VATICAN CITY — Pope John Paul II today named a Palestinian Arab as the new patriarch of Jerusalem for Roman Catholics of the Latin rite, the Vatican announced.
The new patriarch is Msgr. Michel Sabbah, 54, a Palestinian born in Nazareth, Israel. He replaces Italian-born Patriarch Giacomo Giuseppe Beltritti, 77, whose resignation the Pope accepted because of his age.
Vatican sources said it was the first time since the Jerusalem patriarchate was restored in 1847 that an Arab has been appointed to the post, usually held by an Italian prelate. However, two Palestinian Arabs currently hold the posts of auxiliaries to the Jerusalem patriarch.
Political Motive Denied
The appointment came only eight days after the Pope issued a Christmas appeal for an end to the current violence in the Israeli-occupied West Bank and Gaza Strip.
"The coming feast of the holy birth deepens our attachment to the land where Jesus was born," the Pope said in his Dec. 20 speech to pilgrims in St. Peter's Square, who included Palestinian demonstrators carrying placards saying, "Stop the Genocide of the Palestinian People."
"That land cannot continue to be a theater of violence, opposition and injustice, with suffering for those populations to which I feel particularly close," John Paul said.
But the chief Vatican spokesman firmly denied today that the appointment of Sabbah had any political motive or was linked to the violence in the Holy Land.

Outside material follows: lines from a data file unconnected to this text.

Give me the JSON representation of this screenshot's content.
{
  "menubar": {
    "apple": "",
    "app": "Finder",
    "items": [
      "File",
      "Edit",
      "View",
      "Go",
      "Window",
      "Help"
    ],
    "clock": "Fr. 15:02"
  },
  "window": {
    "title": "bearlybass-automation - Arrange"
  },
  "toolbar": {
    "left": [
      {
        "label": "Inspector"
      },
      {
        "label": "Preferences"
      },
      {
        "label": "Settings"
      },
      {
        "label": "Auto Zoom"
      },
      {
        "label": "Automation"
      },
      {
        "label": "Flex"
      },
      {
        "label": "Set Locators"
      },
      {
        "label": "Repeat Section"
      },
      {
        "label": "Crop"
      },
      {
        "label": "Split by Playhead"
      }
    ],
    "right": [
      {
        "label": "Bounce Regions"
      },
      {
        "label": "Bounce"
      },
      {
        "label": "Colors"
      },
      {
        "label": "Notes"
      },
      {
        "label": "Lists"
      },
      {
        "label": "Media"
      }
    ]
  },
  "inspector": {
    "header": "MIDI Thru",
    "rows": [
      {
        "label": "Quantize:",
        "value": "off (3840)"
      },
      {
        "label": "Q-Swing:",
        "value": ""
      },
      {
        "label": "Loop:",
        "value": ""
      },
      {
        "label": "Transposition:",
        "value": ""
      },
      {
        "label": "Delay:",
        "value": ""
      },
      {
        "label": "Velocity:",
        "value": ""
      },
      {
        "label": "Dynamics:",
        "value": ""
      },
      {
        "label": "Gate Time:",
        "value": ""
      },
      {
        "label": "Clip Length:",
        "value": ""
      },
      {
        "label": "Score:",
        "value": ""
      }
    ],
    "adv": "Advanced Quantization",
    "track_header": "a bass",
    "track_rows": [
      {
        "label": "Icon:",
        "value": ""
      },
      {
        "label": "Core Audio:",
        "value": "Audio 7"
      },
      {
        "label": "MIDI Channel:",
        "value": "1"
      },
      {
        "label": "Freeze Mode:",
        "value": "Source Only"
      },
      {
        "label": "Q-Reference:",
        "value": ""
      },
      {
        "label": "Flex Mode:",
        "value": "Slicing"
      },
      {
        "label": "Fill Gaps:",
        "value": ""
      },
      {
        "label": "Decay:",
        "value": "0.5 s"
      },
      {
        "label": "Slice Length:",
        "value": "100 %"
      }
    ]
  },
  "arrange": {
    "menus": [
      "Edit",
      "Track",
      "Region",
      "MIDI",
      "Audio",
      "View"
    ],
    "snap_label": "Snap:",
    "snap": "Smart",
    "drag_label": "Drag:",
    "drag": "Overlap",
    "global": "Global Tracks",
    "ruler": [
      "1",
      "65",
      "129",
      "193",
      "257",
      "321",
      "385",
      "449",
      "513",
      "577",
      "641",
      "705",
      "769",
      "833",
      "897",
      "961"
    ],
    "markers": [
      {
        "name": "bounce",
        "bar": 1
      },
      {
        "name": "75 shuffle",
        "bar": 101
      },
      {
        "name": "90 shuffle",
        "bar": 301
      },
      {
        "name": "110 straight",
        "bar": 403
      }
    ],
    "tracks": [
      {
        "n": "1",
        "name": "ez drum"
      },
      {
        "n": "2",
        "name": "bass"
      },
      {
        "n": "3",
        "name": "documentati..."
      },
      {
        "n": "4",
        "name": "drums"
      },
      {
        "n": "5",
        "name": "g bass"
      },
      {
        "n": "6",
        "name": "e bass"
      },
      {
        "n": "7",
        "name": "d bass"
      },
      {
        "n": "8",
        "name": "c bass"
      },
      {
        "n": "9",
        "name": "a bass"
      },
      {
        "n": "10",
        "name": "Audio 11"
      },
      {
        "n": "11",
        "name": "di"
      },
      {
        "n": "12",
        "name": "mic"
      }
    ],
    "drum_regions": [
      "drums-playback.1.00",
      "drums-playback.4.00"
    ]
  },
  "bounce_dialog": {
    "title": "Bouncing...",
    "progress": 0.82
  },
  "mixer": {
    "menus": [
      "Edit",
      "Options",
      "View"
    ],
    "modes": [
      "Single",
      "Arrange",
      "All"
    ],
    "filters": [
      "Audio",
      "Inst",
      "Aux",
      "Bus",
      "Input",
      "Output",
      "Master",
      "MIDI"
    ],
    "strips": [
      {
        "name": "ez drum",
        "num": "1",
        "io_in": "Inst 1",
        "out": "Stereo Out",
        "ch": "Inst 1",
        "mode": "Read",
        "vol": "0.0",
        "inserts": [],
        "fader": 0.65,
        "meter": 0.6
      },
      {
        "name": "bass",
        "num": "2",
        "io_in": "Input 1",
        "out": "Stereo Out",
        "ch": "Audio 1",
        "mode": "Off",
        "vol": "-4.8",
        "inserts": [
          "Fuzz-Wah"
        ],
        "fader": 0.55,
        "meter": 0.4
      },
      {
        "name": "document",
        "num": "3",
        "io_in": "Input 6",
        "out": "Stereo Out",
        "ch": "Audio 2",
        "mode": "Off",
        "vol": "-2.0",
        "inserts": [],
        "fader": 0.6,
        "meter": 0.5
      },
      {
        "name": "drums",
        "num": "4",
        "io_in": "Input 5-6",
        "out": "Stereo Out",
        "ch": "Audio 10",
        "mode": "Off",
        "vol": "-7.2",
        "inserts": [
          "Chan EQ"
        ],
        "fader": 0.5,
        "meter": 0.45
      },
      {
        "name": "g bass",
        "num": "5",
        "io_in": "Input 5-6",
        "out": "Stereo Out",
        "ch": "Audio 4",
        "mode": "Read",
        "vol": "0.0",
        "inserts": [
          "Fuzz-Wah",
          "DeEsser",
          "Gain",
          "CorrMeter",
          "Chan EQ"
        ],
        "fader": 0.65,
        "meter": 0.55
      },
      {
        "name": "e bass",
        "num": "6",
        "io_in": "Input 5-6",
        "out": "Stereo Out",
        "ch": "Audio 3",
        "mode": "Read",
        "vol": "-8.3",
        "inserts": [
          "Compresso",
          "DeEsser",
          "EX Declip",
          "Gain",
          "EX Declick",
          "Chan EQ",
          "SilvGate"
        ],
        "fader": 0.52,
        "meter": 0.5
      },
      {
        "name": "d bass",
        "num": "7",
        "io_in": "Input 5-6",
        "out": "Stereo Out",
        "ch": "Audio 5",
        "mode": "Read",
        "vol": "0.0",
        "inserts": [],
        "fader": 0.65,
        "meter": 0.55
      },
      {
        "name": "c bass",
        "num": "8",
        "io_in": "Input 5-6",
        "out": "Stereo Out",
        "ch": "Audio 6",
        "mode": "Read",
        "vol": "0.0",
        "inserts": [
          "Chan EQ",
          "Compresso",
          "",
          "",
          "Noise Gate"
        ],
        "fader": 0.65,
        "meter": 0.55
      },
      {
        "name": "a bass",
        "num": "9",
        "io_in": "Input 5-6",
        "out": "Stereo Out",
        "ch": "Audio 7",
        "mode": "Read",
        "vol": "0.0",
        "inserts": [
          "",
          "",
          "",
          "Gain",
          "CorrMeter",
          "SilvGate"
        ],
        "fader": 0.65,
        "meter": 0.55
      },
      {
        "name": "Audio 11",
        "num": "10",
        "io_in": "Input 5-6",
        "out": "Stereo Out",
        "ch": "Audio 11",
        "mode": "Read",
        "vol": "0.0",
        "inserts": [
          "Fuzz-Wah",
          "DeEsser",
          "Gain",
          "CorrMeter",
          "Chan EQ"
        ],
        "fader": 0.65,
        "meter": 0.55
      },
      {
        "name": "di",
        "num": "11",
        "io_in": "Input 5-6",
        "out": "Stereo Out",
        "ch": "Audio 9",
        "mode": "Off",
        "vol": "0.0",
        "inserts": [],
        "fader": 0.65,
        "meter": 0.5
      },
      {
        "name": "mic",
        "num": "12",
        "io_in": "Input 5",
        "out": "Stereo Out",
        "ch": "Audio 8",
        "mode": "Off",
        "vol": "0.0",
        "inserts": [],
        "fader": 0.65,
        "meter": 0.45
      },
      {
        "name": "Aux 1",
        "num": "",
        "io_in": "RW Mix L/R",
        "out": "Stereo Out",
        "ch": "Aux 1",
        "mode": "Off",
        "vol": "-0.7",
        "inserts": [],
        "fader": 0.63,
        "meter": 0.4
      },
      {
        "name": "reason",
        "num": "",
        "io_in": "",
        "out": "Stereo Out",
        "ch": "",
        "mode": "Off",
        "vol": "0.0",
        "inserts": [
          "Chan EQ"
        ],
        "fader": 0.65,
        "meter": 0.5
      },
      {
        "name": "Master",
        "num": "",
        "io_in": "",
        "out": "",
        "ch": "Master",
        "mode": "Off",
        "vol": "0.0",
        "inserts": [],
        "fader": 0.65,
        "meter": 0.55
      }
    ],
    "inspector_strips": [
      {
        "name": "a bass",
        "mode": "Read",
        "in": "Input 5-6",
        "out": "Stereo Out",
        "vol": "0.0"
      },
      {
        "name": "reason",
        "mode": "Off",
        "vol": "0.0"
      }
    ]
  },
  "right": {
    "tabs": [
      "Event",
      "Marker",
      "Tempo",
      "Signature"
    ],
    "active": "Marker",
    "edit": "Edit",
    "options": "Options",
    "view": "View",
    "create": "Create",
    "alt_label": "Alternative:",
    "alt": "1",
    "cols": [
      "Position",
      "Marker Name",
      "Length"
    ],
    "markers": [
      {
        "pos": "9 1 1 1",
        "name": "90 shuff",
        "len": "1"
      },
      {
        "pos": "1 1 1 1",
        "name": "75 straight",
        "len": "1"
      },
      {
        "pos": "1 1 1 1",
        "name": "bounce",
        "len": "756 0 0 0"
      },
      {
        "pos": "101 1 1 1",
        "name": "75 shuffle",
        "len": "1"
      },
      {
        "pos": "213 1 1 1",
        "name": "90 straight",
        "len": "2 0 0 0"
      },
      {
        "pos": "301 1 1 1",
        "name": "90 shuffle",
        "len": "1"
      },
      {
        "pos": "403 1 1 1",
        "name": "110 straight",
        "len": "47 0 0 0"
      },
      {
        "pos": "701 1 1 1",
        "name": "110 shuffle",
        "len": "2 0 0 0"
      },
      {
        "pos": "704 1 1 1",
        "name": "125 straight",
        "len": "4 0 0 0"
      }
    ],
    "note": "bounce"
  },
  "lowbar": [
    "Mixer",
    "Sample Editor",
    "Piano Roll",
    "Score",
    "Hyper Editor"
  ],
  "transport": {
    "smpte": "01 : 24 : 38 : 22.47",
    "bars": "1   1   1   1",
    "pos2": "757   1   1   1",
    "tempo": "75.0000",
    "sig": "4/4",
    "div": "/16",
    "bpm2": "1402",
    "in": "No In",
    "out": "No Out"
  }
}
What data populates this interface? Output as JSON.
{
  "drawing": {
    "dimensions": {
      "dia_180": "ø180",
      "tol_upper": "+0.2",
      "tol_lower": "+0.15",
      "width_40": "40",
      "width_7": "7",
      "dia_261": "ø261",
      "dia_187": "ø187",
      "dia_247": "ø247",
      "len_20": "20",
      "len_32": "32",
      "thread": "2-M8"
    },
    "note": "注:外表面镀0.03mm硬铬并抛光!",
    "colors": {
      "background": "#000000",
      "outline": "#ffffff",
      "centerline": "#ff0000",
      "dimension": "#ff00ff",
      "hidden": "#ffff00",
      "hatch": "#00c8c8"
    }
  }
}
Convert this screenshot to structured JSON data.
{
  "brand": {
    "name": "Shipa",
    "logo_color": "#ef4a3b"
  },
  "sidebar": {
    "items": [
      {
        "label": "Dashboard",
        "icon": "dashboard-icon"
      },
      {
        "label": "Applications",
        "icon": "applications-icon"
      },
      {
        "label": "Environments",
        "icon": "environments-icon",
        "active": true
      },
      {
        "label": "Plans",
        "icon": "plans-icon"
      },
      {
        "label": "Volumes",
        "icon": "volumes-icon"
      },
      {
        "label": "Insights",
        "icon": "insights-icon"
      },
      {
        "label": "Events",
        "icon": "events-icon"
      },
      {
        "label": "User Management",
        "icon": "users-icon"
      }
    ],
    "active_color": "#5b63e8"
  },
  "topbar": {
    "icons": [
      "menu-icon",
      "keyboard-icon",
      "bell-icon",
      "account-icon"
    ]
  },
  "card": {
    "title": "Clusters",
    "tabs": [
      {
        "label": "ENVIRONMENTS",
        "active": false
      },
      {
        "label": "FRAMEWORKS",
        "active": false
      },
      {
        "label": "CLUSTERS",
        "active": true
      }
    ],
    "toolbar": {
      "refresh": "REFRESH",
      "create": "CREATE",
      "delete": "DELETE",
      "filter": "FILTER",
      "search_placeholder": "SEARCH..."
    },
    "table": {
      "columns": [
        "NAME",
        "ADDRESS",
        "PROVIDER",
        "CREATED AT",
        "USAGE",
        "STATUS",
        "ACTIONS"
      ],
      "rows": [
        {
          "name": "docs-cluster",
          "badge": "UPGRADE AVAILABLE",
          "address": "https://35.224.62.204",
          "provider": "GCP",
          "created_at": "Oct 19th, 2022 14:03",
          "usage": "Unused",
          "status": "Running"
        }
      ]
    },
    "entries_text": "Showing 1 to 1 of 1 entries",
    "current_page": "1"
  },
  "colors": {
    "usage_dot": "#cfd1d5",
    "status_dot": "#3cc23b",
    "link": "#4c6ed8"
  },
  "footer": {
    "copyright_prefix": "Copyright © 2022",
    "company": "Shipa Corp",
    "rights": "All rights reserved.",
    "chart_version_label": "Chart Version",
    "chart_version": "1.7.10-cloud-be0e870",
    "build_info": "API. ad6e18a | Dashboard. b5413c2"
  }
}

"The criterion followed in making this appointment is strictly religious and pastoral and takes account of the local reality," spokesman Joaquin Navarro told reporters.
65% of Priests Are Arabs
Asked whether there was special significance in the appointment being announced at a time of tension in the Holy Land, Navarro said: "No political criterion or question of timeliness, other than that which is religious or pastoral, has been taken into account."
The Vatican spokesman said 85% of the 65,000 faithful in the Latin rite patriarchate and 65% of its 78 priests are Arabs trained in the seminaries of the Jerusalem patriarchate.
The Vatican has no formal diplomatic relations with Israel, mainly because of the Vatican's disapproval of the Israeli occupation of Jerusalem. John Paul has on several occasions called for some form of international status for Jerusalem to guarantee access by followers of the three religions--Christian, Muslim and Jewish--that have holy sites in the city.
The Latin rite patriarchate of Jerusalem was originally established by the Crusaders in the year 1099. Abolished during the long years when Jerusalem was under control of the Muslim Ottoman Empire, it was restored by Pope Pius IX in 1847.
The patriarchate covers territory in Israel, the occupied West Bank, Jordan and in the Mediterranean island of Cyprus.